A new association between polymorphisms of the SLC6A7 gene in the chromosome 5q31-32 region and asthma.

The human chromosomal 5q31-33 region has been implicated as a susceptibility locus for several immune-mediated diseases including asthma in several populations. Recently, the extraneuronal GABAergic system has been implicated as a new link to airway obstruction in asthma. In addition, the SLC6A7 gene, which is positioned at 5q31-32 and encodes the transporter for an excitatory neurotransmitter of L-proline, has never been studied for its association with asthma. In this study, resequencing of all exon, promoter region (2 kb), and exon-intron boundary regions in the SLC6A7 gene found a total of 33 single nucleotide polymorphisms (SNPs) in 24 Korean asthmatic patients. After the initial SNP survey, a total of 17 common SNPs with minor allele frequency (MAF) over 10% were genotyped in 498 asthmatic patients and 303 normal controls. Logistic analyses revealed significant associations between genetic variants of the SLC6A7 gene and asthma (P-value up to 6.0 x 10(-4); P(corr) value up to 0.009).
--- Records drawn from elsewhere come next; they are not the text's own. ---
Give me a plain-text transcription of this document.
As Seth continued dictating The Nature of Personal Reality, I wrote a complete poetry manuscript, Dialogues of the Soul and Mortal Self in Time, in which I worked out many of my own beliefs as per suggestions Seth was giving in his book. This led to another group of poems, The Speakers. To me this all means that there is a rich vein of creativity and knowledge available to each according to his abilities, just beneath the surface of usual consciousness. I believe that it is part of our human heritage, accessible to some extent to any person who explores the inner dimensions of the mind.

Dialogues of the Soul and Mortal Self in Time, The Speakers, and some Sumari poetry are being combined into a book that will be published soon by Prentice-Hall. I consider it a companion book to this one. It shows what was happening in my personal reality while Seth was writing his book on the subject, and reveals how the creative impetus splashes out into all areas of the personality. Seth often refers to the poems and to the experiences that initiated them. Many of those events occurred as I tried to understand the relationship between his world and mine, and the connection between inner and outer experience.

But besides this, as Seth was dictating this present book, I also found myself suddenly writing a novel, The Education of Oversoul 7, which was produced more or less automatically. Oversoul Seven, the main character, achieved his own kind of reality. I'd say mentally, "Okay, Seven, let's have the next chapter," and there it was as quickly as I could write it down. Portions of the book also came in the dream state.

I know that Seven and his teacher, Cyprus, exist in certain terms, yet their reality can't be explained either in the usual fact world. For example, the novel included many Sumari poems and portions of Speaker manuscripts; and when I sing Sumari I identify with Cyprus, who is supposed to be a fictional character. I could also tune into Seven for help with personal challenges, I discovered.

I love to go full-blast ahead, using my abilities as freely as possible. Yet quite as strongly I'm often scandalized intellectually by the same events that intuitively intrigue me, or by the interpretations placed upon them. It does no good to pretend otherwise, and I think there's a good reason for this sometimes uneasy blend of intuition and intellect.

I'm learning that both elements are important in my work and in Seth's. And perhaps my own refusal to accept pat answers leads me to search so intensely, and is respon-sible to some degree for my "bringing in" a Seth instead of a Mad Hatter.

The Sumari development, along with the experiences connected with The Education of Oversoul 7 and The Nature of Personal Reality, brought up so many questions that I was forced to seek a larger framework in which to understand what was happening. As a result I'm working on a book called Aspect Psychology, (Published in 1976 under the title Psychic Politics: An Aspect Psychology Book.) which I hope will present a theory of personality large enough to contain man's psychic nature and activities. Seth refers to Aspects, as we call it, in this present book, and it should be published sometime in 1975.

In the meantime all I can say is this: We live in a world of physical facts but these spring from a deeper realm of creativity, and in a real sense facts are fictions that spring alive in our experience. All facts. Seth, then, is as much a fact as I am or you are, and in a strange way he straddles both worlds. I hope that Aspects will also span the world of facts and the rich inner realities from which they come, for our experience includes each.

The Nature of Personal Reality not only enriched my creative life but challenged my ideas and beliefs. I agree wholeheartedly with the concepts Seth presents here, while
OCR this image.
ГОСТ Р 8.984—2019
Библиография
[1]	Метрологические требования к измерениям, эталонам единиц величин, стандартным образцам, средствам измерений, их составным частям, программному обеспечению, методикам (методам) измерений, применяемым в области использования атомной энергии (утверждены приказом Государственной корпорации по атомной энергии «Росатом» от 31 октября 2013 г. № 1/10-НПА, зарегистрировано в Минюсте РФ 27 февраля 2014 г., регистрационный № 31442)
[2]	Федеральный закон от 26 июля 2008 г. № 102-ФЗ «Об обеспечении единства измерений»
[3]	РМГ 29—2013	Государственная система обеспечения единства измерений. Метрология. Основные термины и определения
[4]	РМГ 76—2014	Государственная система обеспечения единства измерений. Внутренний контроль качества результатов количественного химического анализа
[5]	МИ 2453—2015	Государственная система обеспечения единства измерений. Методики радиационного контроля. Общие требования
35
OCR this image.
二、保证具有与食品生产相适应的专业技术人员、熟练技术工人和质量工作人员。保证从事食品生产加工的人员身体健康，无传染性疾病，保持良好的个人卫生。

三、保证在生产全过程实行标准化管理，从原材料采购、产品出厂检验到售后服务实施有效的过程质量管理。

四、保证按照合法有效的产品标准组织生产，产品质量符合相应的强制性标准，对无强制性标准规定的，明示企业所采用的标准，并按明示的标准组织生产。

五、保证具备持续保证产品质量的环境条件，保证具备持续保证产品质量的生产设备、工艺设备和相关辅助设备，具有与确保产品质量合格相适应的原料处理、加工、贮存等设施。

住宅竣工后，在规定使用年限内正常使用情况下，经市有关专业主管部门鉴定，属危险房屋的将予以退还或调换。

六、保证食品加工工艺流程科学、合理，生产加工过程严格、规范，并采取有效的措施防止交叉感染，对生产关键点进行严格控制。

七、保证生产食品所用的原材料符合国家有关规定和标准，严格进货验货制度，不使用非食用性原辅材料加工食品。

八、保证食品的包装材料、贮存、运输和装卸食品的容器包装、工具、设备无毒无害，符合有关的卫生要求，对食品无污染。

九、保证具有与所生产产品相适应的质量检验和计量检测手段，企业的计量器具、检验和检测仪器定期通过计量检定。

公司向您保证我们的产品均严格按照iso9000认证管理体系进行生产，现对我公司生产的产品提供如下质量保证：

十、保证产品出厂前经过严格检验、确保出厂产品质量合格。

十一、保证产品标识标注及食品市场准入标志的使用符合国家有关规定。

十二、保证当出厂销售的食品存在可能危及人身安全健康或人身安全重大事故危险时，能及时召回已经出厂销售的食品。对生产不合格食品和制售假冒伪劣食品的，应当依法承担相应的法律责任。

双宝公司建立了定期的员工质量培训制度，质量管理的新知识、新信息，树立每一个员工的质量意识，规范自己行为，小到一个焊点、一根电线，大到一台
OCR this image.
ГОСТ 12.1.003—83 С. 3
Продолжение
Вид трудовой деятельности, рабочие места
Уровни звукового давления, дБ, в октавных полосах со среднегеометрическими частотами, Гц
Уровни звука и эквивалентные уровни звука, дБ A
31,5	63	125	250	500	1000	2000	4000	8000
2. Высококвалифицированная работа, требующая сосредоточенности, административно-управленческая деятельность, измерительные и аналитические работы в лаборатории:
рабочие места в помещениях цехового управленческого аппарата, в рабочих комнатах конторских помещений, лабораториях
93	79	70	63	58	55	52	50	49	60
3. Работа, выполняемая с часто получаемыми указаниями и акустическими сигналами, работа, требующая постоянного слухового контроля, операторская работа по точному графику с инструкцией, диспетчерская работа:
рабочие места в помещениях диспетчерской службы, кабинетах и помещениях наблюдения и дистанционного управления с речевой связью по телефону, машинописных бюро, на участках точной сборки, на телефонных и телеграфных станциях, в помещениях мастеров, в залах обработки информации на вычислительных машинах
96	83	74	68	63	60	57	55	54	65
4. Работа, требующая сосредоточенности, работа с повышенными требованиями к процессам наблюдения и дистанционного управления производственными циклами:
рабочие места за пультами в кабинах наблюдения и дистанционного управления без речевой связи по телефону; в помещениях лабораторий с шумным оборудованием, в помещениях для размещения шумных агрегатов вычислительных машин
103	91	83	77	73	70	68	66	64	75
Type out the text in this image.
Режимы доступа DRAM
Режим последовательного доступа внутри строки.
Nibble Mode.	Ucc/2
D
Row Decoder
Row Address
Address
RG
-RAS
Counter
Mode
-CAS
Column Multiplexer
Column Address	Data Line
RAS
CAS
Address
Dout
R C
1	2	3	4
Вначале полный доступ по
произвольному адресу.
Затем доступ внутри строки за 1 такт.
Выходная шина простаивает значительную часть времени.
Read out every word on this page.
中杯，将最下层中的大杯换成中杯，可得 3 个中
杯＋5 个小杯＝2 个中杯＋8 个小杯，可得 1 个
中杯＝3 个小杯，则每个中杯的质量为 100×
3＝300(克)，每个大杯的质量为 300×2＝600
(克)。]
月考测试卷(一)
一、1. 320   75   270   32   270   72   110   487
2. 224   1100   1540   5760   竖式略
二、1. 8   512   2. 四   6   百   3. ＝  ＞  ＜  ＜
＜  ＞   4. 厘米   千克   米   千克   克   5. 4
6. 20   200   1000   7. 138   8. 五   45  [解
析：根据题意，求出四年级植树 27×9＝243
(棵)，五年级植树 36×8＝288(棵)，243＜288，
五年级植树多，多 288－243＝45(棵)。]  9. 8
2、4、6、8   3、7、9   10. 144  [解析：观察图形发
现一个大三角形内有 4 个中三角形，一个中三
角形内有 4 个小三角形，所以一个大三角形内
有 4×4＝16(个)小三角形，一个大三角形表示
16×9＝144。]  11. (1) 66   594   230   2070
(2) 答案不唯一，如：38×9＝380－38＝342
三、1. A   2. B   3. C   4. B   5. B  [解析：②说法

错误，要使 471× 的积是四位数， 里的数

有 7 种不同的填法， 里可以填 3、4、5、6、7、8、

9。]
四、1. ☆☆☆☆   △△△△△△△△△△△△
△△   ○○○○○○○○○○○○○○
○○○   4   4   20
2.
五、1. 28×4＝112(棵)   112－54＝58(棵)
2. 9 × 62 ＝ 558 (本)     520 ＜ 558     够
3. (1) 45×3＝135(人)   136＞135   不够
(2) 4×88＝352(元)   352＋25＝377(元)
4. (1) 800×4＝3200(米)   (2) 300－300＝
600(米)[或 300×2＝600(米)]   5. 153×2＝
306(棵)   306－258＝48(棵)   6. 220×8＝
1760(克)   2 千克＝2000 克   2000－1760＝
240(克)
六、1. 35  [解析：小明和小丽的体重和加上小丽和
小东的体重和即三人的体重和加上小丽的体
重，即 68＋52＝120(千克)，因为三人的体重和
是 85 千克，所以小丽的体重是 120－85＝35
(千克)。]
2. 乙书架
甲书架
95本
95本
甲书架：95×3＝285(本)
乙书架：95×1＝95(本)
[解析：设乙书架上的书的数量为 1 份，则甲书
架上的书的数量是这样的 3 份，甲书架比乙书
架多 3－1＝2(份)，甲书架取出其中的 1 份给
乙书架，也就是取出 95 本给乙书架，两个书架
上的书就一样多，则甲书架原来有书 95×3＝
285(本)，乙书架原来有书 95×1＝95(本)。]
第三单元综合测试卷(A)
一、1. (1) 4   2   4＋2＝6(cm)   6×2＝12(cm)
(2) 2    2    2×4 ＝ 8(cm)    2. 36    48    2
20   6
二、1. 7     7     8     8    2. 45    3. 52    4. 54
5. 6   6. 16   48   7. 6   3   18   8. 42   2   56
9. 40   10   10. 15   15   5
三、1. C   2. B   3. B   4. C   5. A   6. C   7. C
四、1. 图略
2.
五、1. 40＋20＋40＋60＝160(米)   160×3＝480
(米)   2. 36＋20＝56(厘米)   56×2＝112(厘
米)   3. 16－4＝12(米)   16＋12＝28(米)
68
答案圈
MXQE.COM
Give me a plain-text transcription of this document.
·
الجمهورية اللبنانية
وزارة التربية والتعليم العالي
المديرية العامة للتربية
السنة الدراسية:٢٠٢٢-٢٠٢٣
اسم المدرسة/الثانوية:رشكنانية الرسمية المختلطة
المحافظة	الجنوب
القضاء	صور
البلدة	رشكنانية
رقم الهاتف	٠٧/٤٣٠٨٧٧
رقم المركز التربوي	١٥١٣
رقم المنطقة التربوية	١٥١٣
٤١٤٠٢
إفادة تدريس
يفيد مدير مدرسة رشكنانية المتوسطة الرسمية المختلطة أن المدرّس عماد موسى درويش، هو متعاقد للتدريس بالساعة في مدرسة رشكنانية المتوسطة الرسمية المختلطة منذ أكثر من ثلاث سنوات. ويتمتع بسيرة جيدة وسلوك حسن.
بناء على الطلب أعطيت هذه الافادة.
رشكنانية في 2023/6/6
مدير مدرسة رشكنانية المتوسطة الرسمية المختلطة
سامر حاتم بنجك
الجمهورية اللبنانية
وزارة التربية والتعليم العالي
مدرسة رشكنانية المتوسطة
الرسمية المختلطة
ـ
In further regression analyses, minor alleles of intronic +11431T>C, +12213C>T and +12927A>G in linkage disequilibrium block 2 and +20113T>C in 3'UTR significantly increased the bronchodilator response in asthmatics (P-value of recessive model up to 0.008; which are not significant after multiple correction). Therefore, our findings suggest that SLC6A7 could be a susceptible gene for asthma.